Es importante, en todos los casos, emplear productos de primera clase. Los pimientos que me sobraron no los puse en salmuera, sino que los he secado para hacer pimentón amarillo.

Montaje y Maceración
- Poner en el fondo de una jarra con la boca ancha o un recipiente de plástico una cama de pebrera, sarcholiva y hojas de garrofera. Añadiremos hierbaolivas, morquera o sajolida, siguiendo el mismo proceso que el anterior, (hierba abajo, hierba arriba). Mirad que maravilla de «branquetes i fulles de llimoner y garrofera» ramitas de hojas de limonero y garrofera me han traído mi cuñada y mi cuñado de la casita de campo para hacer mi salmorra. Si no tenemos la hierba, solamente lo podemos hacer con las hojas de limonero y los limones, y el resultado puede ser espectacular.
- Lavar bien los pimientos (enteros o en tiras, según hayamos optado) y se introducen en el tarro. Poner una capa de pimientos (o tomates) y una capa de hierbas e ir alternando capas, acabando con hierbas y añadir la salmorra y que quede bien cubierto.
- A continuación, añadimos el vinagre. Técnicamente, el vinagre podría hasta omitirse, por ello la cantidad es al gusto. Personalmente, añado como un 5% de la altura total del tarro (con los pimientos ya dentro) pero, como decimos, la cantidad es variable e incluso ajustable después de probar el agua.
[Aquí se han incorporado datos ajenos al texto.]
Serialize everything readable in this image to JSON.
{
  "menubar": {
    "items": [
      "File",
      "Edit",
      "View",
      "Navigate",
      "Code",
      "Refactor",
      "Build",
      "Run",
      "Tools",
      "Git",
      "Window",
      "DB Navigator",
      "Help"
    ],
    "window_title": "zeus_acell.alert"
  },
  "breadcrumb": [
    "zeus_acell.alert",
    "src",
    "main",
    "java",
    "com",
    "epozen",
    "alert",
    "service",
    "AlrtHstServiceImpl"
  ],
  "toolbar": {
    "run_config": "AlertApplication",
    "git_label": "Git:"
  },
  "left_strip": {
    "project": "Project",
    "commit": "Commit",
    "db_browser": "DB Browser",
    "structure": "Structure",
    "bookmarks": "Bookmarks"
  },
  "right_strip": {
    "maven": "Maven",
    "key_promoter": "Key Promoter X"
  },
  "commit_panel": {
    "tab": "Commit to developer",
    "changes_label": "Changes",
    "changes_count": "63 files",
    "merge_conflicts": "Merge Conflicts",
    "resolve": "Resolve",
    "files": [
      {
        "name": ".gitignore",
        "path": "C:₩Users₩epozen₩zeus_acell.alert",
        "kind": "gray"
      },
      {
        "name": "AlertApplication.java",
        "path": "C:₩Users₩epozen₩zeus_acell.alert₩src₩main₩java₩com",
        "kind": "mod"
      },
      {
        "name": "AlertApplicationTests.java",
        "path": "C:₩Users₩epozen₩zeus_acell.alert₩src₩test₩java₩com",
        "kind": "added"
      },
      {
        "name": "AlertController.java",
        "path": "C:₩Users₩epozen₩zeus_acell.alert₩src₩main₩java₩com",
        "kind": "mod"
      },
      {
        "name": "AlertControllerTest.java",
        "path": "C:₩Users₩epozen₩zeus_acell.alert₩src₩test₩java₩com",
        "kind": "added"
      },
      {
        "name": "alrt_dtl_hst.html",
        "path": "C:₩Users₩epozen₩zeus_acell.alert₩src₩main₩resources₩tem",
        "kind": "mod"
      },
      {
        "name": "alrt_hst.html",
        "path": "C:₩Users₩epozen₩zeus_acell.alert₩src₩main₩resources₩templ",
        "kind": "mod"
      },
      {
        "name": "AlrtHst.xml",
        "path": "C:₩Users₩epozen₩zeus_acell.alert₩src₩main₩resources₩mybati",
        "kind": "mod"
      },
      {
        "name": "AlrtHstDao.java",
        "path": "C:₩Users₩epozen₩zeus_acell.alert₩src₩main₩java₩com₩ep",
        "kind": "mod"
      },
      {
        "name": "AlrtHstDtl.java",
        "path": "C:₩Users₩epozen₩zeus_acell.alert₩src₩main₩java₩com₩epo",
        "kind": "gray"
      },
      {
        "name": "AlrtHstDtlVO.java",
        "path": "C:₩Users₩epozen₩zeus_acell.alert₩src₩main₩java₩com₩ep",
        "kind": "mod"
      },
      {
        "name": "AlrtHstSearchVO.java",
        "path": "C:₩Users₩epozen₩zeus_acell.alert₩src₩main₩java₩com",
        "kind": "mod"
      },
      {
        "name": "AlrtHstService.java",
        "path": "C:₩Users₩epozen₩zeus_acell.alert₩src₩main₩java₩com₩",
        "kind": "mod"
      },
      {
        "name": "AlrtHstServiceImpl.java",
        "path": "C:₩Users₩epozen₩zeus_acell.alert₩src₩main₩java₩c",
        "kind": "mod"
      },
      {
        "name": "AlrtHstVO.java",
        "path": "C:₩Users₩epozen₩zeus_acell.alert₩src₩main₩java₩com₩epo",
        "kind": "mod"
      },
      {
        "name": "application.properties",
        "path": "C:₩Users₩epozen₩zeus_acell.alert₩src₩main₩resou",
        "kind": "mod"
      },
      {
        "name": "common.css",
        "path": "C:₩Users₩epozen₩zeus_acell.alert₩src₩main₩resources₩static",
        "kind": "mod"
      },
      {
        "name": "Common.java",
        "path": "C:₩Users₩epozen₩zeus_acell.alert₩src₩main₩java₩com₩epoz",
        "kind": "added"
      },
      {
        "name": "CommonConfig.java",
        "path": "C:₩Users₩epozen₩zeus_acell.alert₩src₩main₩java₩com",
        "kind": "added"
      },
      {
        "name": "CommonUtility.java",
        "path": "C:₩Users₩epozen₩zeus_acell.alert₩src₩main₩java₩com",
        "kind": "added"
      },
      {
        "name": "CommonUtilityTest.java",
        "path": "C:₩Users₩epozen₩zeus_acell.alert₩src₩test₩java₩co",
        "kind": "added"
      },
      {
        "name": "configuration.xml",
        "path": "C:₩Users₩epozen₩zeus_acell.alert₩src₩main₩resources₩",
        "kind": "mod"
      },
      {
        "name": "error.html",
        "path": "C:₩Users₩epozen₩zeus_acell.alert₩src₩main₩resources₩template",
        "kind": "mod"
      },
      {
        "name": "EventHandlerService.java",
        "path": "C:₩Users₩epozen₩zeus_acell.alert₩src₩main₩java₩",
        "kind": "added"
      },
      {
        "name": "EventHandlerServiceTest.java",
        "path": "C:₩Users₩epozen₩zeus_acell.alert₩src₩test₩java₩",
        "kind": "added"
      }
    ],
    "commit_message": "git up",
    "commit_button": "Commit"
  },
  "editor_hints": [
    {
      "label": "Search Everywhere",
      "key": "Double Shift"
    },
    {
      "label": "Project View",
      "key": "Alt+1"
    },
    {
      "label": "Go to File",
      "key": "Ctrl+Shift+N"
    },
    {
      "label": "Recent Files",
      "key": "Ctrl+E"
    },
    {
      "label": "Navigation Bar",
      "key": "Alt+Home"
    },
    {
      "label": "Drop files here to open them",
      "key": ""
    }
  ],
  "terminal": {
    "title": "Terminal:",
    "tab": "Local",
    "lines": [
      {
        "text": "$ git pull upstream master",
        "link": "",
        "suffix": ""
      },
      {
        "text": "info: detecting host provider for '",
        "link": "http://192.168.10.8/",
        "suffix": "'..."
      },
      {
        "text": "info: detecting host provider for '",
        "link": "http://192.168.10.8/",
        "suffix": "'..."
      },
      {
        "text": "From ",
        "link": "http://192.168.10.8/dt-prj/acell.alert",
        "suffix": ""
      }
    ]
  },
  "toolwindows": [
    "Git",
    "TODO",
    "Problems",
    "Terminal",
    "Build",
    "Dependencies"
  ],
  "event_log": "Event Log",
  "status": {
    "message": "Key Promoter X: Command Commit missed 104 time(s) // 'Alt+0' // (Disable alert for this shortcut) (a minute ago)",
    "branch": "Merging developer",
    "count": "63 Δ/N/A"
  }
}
- A continuación, añadimos el agua salada hasta cubrir completamente los pimientos. Es muy importante que el agua cubra los pimientos, por lo que suele ser necesario colocar algunos palos atravesados a presión en la parte superior para evitar que sobresalgan del agua. Como palos se puede usar lo que se tenga, por ejemplo, los típicos de madera empleados para pinchos morunos, pero hasta ramas de naranjo he llegado a usar. Poner un plato en lo alto de todo para que pese y empuje los pimientos hacia abajo y no haya burbujas de aire.
- Cerraremos muy bien el bote y dejaremos macerar hasta que cambien de color, ya que los pimientos se volverán de un verde pálido blanquecino aproximadamente en unas dos semanas. Este es el aspecto y color que presentará dentro de un par de semanas. Puede que salga cómo una capa blanquecina, que os recomiendo retiréis con un colador, pero no os preocupéis que esto no significa que se os ha puesto malo.
Tiempo de Encurtido y Conservación
El encurtido suele tardar en torno a una semana. Para ello, basta con dejar los pimientos en un armario de la cocina en oscuridad y donde no reciban calor. Los pimientos estarán listos cuando hayan adquirido color marrón verdoso (en el caso de emplear pimientos verdes, los pimientos amarillos palidecen). Cuando están cambian de color, del verde fuerte al verde como militar.
Están buenos la primera vez hacia los quince días y el caldo vale hasta un año. A medida que se consumen se pueden ir añadiendo más.

Formas de Disfrutar los Pimientos en Salmuera
Los pimientos en salmuera acompañan muy bien distintas recetas, tanto en pescados como carnes o ensaladas, realmente es un producto que gusta mucho y aunque tenga un sabor fuerte a vinagre, goza de gran popularidad a quienes lo prueban. Este encurtido, viene muy bien para acompañar carnes a la parrilla o atún a la plancha, pues su sabor fuerte, combina muy bien con el tostado de la carne a la parrilla o los pescados azules, además es estupendo para deshacer la grasa de la carne en el estómago. Arrimarse unos pimientos encurtidos con una cerveza o lo que a cada uno le apetezca.